The Tax Man Cometh For Former President Trump

When twice-impeached former president Donald Trump’s Senate trial for the high crime of inciting the Jan. 6 riot at the U.S. Capitol concludes that won’t be the end of his legal troubles. As has widely been reported Trump is facing criminal and civil investigations in New York state over alleged financial fraud. On Wednesday the prosecutor in Fulton County, Georgia, disclosed she has opened a criminal inquiry into Trump’s aggressive efforts to get state officials to overturn results of the presidential election in his favor.

Now that he no longer enjoys the protection of being a sitting president Trump also is facing new scrutiny from the Internal Revenue Service (IRS) over a massive tax refund he claimed in 2010 that he may not be entitled to.┬áSince he declared his candidacy for president in 2016 Trump has said he would do what all candidates have done since the 1970s and release his tax returns if only they weren’t under audit. He never said which years were being examined by the IRS and there’s no law prohibiting him from having released them.

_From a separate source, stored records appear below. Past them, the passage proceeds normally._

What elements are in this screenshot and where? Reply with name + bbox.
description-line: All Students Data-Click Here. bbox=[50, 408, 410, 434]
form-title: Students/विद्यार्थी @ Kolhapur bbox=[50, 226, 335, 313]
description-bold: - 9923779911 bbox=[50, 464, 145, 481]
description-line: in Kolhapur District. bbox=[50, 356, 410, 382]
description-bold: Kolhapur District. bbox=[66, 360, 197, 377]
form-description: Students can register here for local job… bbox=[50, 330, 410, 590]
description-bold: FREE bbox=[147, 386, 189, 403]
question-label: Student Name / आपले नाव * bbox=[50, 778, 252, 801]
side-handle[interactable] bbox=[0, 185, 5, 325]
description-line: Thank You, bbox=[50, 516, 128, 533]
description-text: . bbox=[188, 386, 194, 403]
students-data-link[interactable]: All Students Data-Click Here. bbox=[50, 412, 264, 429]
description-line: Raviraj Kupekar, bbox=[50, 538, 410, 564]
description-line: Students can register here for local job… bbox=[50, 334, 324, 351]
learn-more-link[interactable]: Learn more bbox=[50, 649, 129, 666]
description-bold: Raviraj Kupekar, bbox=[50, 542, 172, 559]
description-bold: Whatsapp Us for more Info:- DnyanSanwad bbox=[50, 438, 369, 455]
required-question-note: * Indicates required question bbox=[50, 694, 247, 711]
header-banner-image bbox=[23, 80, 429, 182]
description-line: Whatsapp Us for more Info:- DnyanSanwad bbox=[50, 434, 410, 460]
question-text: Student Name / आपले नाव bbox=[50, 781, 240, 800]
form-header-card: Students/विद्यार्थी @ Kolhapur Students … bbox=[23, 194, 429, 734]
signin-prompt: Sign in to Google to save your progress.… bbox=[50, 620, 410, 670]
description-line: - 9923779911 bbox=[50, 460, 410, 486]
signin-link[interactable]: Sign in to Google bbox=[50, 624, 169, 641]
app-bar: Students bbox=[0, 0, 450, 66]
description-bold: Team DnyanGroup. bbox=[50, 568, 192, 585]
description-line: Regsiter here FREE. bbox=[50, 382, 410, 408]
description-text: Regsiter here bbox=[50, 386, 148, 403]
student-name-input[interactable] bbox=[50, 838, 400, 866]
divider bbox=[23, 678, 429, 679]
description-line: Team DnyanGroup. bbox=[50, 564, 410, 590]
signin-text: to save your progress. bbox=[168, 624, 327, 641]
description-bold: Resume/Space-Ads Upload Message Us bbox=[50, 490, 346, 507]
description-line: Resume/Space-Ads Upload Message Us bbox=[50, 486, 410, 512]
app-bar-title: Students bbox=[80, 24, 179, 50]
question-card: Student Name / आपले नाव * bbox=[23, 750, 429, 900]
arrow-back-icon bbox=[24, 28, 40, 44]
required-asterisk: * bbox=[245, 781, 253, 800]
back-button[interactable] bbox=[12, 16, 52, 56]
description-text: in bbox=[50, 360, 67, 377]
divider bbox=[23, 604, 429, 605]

The IRS has been reviewing the $72.9 million refund Trump claimed on his 2010 tax return since before he took office. The question is whether he is entitled to claim a charitable deduction for property he owns in New York state that he can’t develop. If the agency rules against him Trump would be on the hook for the original amount of the refund, plus interest, for approximately $100 million. How he would come up with the cash to settle that debt is problematic at a time when the travel and leisure industry – and his properties in particular – are suffering as a result of the coronavirus pandemic.

He also faces the difficulties of having the Democratic-controlled Joint Committee on Taxation being poised to renew efforts to obtain his tax returns and the loss of the lead law firm that handled his tax matters having fired him as a client after the Capitol Hill riot.